Norte América Tercera guerra mundial

Biden, China y la nueva guerra fría

Dean Baker*- Mucha gente no parece darse cuenta de lo absurdo que es tratar de hundir a China, como algunos afirman que hicimos con la Unión Soviética.

Después de los espectáculos de payaso de Donald Trump, era agradable tener un presidente de Estados Unidos que al menos se tomara en serio los asuntos mundiales mientras representaba al país en las distintas cumbres de la última semana. Pero ese es un listón muy bajo. Aunque queremos adultos en puestos de responsabilidad, tenemos que preguntar a dónde quieren llevarnos esos adultos. No está claro que todos debamos seguir con avidez el camino que el presidente Biden parece estar trazando con respecto a China.

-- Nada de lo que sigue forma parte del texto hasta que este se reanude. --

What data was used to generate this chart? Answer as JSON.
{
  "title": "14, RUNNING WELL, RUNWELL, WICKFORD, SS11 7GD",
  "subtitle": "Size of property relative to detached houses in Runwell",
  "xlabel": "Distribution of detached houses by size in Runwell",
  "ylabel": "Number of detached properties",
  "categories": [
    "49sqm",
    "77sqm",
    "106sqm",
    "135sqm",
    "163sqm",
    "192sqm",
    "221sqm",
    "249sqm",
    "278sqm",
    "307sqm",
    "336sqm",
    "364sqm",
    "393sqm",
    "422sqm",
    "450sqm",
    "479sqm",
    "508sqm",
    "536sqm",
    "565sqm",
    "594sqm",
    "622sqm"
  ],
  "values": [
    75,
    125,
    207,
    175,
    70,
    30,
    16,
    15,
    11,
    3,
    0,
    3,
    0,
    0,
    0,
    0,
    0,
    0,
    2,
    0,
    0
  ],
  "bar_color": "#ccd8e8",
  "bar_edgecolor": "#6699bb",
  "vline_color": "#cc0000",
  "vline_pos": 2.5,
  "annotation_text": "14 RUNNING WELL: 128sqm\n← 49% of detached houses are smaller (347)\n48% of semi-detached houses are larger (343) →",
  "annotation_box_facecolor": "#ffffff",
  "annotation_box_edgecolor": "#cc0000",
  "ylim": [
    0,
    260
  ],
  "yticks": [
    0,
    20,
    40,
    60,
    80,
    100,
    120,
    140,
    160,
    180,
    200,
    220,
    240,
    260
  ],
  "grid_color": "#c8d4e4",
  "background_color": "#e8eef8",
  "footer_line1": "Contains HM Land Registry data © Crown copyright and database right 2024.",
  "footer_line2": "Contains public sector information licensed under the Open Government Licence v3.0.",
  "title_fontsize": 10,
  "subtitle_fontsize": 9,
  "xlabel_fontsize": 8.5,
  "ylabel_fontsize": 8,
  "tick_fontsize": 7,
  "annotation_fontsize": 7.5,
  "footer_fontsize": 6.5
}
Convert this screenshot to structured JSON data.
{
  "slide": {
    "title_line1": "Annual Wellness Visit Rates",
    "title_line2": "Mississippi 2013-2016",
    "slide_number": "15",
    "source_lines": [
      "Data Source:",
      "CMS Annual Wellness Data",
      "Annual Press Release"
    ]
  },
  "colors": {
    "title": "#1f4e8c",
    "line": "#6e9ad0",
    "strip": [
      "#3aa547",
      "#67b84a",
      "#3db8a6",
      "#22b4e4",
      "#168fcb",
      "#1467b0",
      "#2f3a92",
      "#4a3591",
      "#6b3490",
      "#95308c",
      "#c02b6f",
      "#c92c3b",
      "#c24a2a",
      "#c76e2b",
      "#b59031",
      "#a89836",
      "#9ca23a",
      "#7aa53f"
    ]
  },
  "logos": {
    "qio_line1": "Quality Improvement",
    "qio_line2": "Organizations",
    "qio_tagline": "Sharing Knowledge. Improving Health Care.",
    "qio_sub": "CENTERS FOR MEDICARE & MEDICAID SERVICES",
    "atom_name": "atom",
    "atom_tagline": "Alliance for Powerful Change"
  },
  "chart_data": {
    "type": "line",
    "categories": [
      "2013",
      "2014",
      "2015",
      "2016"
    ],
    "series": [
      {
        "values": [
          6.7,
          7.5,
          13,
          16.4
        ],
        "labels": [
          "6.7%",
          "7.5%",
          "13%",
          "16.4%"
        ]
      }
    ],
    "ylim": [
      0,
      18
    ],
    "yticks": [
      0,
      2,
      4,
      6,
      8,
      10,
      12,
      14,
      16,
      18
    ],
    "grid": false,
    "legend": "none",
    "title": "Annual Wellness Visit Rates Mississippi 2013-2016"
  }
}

Desgraciadamente, la gente en Estados Unidos (incluyendo a los periodistas) tiende a tener poco conocimiento de la historia. Muchos no conocen de primera mano la Guerra Fría con la Unión Soviética y no han leído mucho para suplir esta carencia. De hecho, tampoco parecen tener mucho conocimiento de la Guerra de Irak, que es probablemente el mejor lugar para empezar aquí.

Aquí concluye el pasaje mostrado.